To approach Max's Dream the reader has to switch into the rhythm of the language of recollection, so that the "then and there" becomes the here and now. Among William Mayne's many gifts is a facility for making memories for those too young to have them, so that his readers go back over experiences they never had….
The reader learns the rhythm of the narrative from William Mayne's delicate pacing. Familiar dialect conversation centres on immediate events, while the before-and-after comes with a slightly breathless tumbling of sentences as events crowd the recollection.

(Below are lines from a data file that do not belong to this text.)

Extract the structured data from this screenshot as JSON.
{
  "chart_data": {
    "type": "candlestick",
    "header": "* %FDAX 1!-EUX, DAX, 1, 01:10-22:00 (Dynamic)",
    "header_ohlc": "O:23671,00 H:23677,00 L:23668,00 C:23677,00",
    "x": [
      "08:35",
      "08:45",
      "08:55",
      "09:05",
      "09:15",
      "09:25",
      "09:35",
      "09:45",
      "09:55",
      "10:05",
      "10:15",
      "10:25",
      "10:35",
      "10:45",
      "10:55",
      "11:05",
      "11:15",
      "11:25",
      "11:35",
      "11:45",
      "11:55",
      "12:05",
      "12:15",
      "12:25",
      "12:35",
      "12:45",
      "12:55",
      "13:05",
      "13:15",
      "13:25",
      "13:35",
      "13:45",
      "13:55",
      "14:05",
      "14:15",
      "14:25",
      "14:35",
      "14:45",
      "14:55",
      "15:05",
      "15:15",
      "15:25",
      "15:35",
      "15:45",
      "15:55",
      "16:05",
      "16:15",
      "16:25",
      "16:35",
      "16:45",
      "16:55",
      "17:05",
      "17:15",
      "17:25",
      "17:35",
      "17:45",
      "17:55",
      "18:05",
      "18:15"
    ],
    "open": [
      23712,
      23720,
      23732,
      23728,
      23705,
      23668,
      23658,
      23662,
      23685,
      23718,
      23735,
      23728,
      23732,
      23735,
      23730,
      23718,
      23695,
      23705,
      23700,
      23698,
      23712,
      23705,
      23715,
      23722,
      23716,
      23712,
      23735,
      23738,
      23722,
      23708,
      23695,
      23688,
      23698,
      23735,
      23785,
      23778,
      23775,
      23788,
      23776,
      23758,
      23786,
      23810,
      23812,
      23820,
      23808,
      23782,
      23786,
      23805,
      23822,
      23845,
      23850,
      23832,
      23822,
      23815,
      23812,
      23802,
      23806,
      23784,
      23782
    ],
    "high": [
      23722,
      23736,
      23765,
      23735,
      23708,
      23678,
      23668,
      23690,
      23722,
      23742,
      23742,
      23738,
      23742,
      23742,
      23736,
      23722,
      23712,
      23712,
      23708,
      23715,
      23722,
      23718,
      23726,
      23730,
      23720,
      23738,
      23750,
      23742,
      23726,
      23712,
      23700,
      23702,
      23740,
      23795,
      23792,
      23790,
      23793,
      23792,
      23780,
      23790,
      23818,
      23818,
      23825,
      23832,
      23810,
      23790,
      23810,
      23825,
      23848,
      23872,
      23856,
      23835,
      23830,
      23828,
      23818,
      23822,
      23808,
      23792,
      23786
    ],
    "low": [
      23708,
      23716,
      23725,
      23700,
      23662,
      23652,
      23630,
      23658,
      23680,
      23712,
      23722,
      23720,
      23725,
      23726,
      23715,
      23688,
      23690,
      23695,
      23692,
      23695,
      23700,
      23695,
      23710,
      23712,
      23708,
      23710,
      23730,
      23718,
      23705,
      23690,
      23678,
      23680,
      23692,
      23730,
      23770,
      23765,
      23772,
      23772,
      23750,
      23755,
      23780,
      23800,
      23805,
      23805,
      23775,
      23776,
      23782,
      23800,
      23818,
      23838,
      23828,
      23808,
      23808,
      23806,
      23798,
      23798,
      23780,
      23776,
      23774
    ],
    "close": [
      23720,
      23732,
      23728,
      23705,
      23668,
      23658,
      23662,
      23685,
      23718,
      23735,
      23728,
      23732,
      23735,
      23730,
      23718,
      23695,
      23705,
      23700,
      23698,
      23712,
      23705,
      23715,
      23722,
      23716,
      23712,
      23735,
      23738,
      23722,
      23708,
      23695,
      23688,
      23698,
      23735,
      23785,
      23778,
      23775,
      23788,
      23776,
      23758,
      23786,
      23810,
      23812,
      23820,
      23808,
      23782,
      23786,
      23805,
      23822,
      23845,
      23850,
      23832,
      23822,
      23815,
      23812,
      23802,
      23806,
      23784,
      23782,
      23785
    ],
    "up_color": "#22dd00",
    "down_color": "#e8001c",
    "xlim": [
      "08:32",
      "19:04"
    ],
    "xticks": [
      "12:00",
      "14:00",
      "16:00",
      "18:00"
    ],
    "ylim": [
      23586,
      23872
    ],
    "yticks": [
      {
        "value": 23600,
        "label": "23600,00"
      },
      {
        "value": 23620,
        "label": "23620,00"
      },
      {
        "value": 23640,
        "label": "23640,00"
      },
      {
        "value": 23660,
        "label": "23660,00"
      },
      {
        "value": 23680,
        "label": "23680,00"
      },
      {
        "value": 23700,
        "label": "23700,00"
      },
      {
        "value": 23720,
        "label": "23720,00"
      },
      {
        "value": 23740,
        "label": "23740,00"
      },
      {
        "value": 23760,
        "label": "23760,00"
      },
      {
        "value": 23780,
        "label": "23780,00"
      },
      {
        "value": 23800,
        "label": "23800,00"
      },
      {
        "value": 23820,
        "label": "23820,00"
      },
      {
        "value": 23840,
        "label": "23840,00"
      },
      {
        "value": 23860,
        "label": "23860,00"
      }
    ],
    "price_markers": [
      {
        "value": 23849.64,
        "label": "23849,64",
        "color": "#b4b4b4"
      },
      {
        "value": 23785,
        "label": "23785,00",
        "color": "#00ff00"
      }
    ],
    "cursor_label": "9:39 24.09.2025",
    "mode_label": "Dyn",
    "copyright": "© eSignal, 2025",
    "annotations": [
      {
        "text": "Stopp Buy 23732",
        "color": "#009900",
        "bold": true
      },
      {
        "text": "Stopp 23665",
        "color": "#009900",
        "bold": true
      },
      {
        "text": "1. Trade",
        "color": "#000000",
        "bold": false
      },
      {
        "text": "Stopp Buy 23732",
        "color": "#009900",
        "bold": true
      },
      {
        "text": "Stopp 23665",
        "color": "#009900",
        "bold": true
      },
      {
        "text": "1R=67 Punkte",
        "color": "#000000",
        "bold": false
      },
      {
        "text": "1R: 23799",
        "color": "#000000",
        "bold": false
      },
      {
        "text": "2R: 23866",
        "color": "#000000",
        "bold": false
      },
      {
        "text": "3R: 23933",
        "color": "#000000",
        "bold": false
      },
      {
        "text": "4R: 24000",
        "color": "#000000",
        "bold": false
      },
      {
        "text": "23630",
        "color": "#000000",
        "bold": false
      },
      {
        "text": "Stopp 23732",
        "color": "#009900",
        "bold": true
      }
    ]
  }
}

It is impossible to write about William Mayne without sampling the texture of his prose. The tenses of his verbs need a study of their own. "I hanged the kettle over the fire and we had a cup of tea and now it's time for bed." The adult reader looks at the surface structures, the child sees through them, once he is confident, into Max's dream world as it merges with the strenuous efforts Katie makes, her own foot blistered and raw with a burn, to ease his pain. Accidents, fights, and Max near death are swooped over in the long sentence strings, while the ferry with "a sort of gallows and there the bell do hang" and the surgeon with his things "all as black bones and leather" stand out as shaped events. The reader's privilege is to take part in the play of the text and emerge the more literate for his efforts. (p. 1413)
Margaret Meek, in The Times Literary Supplement (© Times Newspapers Ltd. (London) 1977; reproduced from The Times Literary Supplement by permission), December 2, 1977.